Thursday, October 3, 2024

The SA language framework and Botswana

In this column, I confront an argument that is usually employed in the multilingualism debate in Botswana. The argument simply put is that to appreciate Botswana’s multilingualism, the government should set local minority languages as national/official languages.

This will, above everything else, achieve linguistic equality. It is only fair and just, so the argument goes to have all languages at par. To adequately deal with the subject of whether the South African languages model could apply to the Botswana situation we need to first look at the South African model and inspect the language related legislation.

Just as section 78 of the Constitution of Botswana lists “Bakgatla, Bakwena, Bamalete, Bamangwato, Bangwaketse, Barolong, Batawana and Batlokwa Tribes,” as the ex-officio members of the House of Chiefs, so does section 6(1) of the South African constitution list: “Sepedi, Sesotho, Setswana, siSwati, Tshivenda, Xitsonga, Afrikaans, English, isiNdebele, isiXhosa and isiZulu” as the official languages of South Africa.

The constitution then states what Vic Webb has previously termed the escape clause in Section 6(3)a: “The national government and provincial governments may use any particular official languages for the purposes of government, taking into account usage, practicality, expense, regional circumstances and the balance of the needs and preferences of the population as a whole or in the province concerned; but the national government and each provincial government must use at least two official languages.”

Section 6(4) further states that: “The national government and provincial governments, by legislative and other measures, must regulate and monitor their use of official languages. Without detracting from the provisions of subsection (2), all official languages must enjoy parity of esteem and must be treated equitably.”

The constitution argues further that the Pan South African Language Board established by national legislation must, “promote, and create conditions for, the development and use of (i) all official languages; (ii) the Khoi, Nama and San languages; and
(iii) sign language; and promote and ensure respect for (b)i. all languages commonly used by communities in South Africa, including German, Greek, Gujarati, Hindi, Portuguese, Tamil, Telegu and Urdu; and (ii) Arabic, Hebrew, Sanskrit and other languages used for religious purposes in South Africa.”

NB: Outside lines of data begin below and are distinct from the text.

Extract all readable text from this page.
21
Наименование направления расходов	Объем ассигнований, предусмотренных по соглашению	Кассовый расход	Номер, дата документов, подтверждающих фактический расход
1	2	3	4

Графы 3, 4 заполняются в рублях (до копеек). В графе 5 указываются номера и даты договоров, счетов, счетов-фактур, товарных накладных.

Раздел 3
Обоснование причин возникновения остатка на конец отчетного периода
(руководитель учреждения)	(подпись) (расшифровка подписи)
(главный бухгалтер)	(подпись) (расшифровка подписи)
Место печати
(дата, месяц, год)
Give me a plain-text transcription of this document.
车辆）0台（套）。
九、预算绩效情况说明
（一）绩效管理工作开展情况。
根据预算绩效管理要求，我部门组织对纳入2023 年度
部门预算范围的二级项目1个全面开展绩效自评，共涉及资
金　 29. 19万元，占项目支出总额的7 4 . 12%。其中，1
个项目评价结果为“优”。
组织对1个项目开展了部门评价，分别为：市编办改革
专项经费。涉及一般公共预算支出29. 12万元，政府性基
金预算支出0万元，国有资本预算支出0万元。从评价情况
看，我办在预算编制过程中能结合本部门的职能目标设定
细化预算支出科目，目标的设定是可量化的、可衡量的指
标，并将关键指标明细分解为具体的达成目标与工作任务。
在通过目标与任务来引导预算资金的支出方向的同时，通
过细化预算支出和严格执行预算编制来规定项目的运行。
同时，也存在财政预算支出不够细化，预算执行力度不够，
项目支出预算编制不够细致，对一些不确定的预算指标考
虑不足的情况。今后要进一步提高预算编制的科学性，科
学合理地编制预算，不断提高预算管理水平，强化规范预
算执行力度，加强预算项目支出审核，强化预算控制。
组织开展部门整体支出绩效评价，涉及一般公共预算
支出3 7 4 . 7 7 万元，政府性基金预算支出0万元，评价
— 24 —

The South African constitutional language provisions are impressive. Unfortunately, as South Africans have come to realise linguistic “parity of esteem” and equitable treatment cannot be legislated. Education and economic benefit drive human linguistic choice and ascription of esteem. Additionally, as Webb has shown, the escape clause means that because of “usage, practicality, expense, regional circumstances and the balance of the needs and preferences of the population as a whole” provincial governments continuously fail to strengthen and use indigenous languages.

Just as the Botswana Constitution fails to list certain Botswana tribes in its section 77-79, so does the South African Constitution fail to include other languages spoken in South Africa in its constitution. For instance: Sebirwa, Camtho, Fanagalo, Gail, Khwe (est:1,100 speakers), Korana, Oorlams, Shironga, Swahili (est:2,000 speakers), Tsotsitaal, and Tswa (est:20,000 speakers).

Because of the constitutional linguistic provisions, South Africa has adopted a regionalistic approach to language with specific official languages being used and promoted in certain areas of the country. For instance the Northwest Province uses mainly Setswana and English. This has meant that provinces become more pronounced tribal territories, each staking its authority over a chunk of South Africa by asserting and insisting on its regional language.

The question of whether the South African language situation can be replicated in Botswana is a common one. Botswana can do much to promote other languages represented in the country.

However I am not sure the South African route is attractive. First, what most seem to forget is that the South African population is far much larger than that of Botswana. Its population is about 48.5 million people, which is over 22 times the population of Botswana. South Africa has about 10 million Zulu speakers; 3.5 million Setswana speakers; 2 million Tsonga speakers; just over a million Swati speakers; 4.3 million Southern Sotho speakers; 4.1 Sepedi speakers; 700,000 Ndebele speakers; 3.7 million English native speakers and 4.8 million Afrikaans native speakers.

Large numbers of native speakers justify the recognition of multiple national languages. However in states with smaller populations such as Botswana and Lesotho where there is a single dominant language, it is much more plausible to establish the common language as a national or official language. However, the need to protect and promote diverse minority languages of Botswana is something that both parents and government are still to attempt effectively.

Some parents are still ashamed of their minority languages, while on the other hand the government is still indecisive on indigenous minority languages. Something however tells me the problem of Botswana is not a language one; instead it is a tribal one. The language war therefore becomes the metaphor of tribal wrangling.

The fight between Tswana speaking tribes and those which speak minority languages, for instance, is much more pronounced and vicious compared to the one between minority languages and English although the ubiquity of English is pronounced in all official domains.

So here we are; we may think we are fighting a linguistic war ÔÇô arguing for linguistic equality when in actual fact we are actually engaged in tribal wars which simply gain expression through language.